Looking at the empirical literature dealing with the SARS-CoV-2 pandemic and the ways how to overcome it, one realizes that there does not exist a fully-fledged econometric study analyzing the effects of vaccinations on the infection rate and on the rate of hospitalization, to our knowledge. The study by Rzymski et al. (2022) is similar to our study in terms of research objectives. However, they only studied the correlation between the variables (within a shorter time frame) without estimating any econometric specification. Secondly, they focus specifically on the SARS-CoV-2 Omicron variant. We analyze the relationship between the rate of vaccinations and the rate of infection and the hospitalization rate, respectively, where we control for the effect of other variables that can affect infections and hospitalizations. Thus, we intend to contribute to the research on the effectiveness of the vaccination against SARS-CoV-2.

Theoretical background and data

In this section, we briefly look at the theoretical relationship between vaccinations, the control variables and the infection rate, on the one hand, and the rate of hospitalization, on the other hand. Furthermore, we give a brief description of the data used for the research.

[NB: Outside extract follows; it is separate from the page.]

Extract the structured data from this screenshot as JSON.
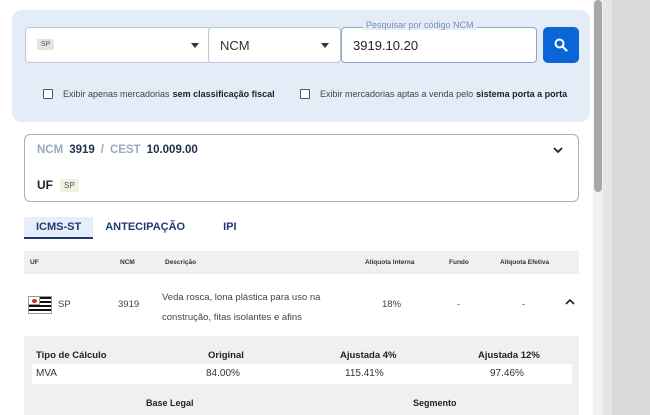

Firstly, we are interested in the effect of vaccinations against COVID-19 on the rate of infections. To do so we perform a panel data analysis where we regress the number of infections over the last 7 days (given as a rolling 7 day average) per 100 people in the total population, which we call the infection rate or briefly the infections.Footnote 1 Our explanatory variable of interest is the total number of people who received all doses prescribed by the vaccination protocol per 100 people in the total population, which we refer to as vaccinations. In a separate regression, we use as the explanatory variable the total number of COVID-19 vaccination booster doses administered per 100 people in the total population we term as boosters. Since the reports of new infections are not always the same over the week, for example over the weekend there are less reported numbers, we use weekly data with one observation obtained as the aggregate of the 7 daily observations.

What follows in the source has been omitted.